In the beginning there was the doll house.
When Bay Area-based virtual reality (VR) startup Nomadic began to work on adapting the VR zombie shooter “Arizona Sunshine” for location-based entertainment, it first built a doll house-scale model of the stage that players would eventually be able to enter.
On a wooden peg board, the Nomadic team arranged small wooden doors, walls and physical props — all the things that make location-based VR so realistic, tricking the brain into believing that you really walk across a plank from one roof to another. “We used cans of Red Bull to represent players,” said Nomadic CEO Doug Griffin.
Pushing the cans through the doll house, Nomadic creative director Anthony Shafer would track times with a stopwatch, trying to figure out the best flow of the story for optimal throughput.

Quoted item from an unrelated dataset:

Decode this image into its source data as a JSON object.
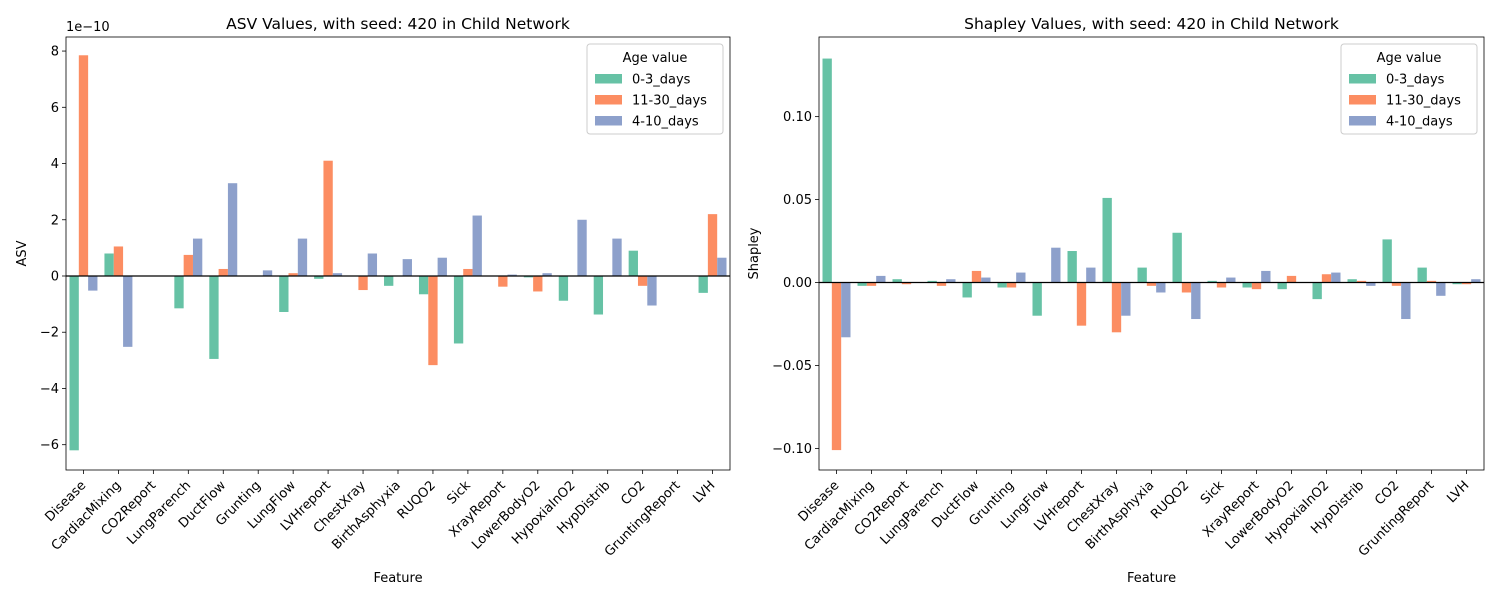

He’d spend hours circling the doll house, tweaking details and mumbling to himself, he recently recalled. “It was the hardest set that I have worked on,” Shafer said.
But it also turned out to be the most rewarding one, he added. “I got to keep it and play with it.”
The results of Shafer’s work can now be seen at the Pointe Orlando mall in Florida, where Nomadic recently opened its first VR center. Groups of up to four paying customers get to strap on a computer backpack and put on an Oculus Rift VR headset, and then enter the world of “Arizona Sunshine,” where they are tasked with finding a cure for the zombie outbreak — a task that naturally involves shooting a lot of zombies.